In the Fritz B. Burns Cancer Research Laboratory, we integrate molecular/biochemical approaches and mass spectrometry to discover fundamental molecular mechanisms that control the growth and survival of cancer cells. A better understanding of these mechanisms gives us the tools to develop more effective and targeted cancer therapies.
A central project in our lab focuses on the protein 14-3-3, which interacts in a phosphorylation-dependent manner with a vast network of partners that regulate all aspects of cancer biology: cell cycle, anti-apoptotic signaling, Warburg metabolism, and motility/metastasis.
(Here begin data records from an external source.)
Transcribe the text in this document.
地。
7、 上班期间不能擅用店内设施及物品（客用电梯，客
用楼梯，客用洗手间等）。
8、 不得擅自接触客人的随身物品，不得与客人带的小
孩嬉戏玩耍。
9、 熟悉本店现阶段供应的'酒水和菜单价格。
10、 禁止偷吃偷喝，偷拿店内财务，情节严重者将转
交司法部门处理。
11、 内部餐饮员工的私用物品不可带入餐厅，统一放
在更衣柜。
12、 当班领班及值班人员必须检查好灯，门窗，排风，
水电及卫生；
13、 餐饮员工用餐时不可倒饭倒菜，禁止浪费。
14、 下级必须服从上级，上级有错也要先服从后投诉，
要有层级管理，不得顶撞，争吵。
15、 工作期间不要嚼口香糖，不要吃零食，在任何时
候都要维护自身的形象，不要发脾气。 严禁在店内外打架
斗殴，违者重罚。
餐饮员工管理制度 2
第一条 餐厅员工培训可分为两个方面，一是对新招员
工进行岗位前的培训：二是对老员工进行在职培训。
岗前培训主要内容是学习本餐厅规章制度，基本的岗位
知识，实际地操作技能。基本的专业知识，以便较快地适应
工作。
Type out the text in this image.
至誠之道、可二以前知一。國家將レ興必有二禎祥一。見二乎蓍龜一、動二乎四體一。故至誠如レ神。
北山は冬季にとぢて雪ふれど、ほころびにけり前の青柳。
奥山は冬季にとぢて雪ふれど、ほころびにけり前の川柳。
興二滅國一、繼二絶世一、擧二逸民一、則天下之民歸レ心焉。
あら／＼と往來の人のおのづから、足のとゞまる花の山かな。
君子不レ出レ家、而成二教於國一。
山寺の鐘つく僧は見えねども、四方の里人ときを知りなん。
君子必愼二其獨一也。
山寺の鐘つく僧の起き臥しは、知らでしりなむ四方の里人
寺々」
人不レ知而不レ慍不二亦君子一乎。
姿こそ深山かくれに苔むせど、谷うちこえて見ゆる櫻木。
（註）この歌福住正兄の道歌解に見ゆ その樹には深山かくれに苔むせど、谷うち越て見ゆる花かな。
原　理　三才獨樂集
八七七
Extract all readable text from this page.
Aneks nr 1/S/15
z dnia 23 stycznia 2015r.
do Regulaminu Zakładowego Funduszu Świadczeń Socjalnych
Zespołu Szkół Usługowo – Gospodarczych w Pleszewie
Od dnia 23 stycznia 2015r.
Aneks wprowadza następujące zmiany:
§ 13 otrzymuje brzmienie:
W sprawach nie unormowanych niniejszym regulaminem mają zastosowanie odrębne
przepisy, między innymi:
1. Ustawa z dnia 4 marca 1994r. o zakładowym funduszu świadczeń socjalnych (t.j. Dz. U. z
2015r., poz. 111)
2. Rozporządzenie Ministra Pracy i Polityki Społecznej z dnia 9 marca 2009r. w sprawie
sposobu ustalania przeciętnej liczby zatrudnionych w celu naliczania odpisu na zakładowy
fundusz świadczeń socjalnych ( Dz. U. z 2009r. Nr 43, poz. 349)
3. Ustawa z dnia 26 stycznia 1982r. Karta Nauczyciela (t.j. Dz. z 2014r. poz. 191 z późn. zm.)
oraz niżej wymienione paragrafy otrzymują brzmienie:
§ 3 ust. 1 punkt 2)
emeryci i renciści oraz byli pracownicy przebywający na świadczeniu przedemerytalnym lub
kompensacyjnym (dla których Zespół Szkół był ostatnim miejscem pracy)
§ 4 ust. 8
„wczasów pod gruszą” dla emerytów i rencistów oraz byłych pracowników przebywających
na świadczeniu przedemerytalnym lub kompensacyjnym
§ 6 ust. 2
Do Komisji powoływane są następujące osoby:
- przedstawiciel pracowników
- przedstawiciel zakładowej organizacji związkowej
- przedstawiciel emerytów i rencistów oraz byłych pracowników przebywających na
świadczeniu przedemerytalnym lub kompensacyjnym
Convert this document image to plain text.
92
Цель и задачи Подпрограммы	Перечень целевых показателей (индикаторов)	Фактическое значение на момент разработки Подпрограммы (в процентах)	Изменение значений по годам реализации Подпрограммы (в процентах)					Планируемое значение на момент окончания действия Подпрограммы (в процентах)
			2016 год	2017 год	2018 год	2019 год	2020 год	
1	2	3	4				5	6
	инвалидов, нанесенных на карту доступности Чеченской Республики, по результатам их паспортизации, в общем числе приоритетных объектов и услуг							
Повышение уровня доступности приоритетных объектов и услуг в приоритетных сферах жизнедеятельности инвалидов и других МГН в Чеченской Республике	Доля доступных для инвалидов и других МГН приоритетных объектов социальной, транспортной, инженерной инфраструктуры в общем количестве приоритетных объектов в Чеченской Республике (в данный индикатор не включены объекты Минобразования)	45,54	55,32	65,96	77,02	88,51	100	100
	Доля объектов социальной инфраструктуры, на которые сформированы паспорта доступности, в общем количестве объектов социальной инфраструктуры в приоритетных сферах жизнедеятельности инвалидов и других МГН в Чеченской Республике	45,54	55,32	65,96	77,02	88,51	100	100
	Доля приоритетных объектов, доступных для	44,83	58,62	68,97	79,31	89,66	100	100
In this way, 14-3-3 acts as a cellular hub that orchestrates an entire program of oncogenesis and cancer growth (Figure 1). We have approached 14-3-3 from various angles, including the direct therapeutic targeting of 14-3-3 in cancer and its use as a phospho-probe to guide us to dynamic and targetable cancer mechanisms. Currently, we have several projects that have sprung from our work on 14-3-3, many of which have now taken on a life of their own:
1) Mechanisms of autophagy.
Cancer cells respond to a variety of stresses by activating a pro-survival recycling process called autophagy (translated literally as ‘self-eating’). Our work in this area started with the discovery of a 14-3-3-mediated molecular switch that controls one of the chief activators of autophagy, a protein called ATG9A. Since then, our work has focused on a variety of mysteries about how ATG9A and its interacting partners are regulated to control different steps in the autophagy process.
2) Regulation of oncogenic tyrosine kinases.
In order for a normal cell to become cancerous, it must acquire constitutive growth signaling by activating one or a combination of oncogenic tyrosine kinases. Our work in this area has harnessed 14-3-3 as a guide to identify tyrosine kinase mechanisms that play central roles in cancer growth and motility. This work recently led to the identification of a novel cancer therapeutic that is currently under development.
3) Other emerging 14-3-3-mediated mechanisms of cancer growth.
An ongoing effort in our lab is aimed at elucidating the vast network of 14-3-3 interactions (the ‘spokes’ off the 14-3-3 hub in figure 1). From such data, we identify critical interactions (like those above) and seek to understand 1) how the interaction is regulated and linked to the larger signaling network of the cell; 2) how 14-3-3 binding affects the interacting partner (e.g., inhibition, activation, sequestration); and 3) how the interaction regulates critical features of cancer. This aspect of our work provides a wellspring of exciting research adventures into the leading edge of potentially targetable cancer mechanisms.
4) Targeting the hub itself.
This project is based on the rationale that targeting 14-3-3 itself, as opposed to specific 14-3-3 interactions, could provide the most robust anti-cancer benefit. Toward this end, we have used our understanding of the molecular basis of 14-3-3 interactions to collaborate in the design of small molecule inhibitors of 14-3-3. In addition, we have used mass spectrometry and bioinformatics to identify post-translational modifications on 14-3-3 that control its interactions with binding partners. This work reveals how targeting the enzymes that control lysine acetylations within the 14-3-3 binding pocket could serve to inhibit the entire signaling hub of 14-3-3—effectively shutting down the entire pro-cancer program of 14-3-3 with a single hit.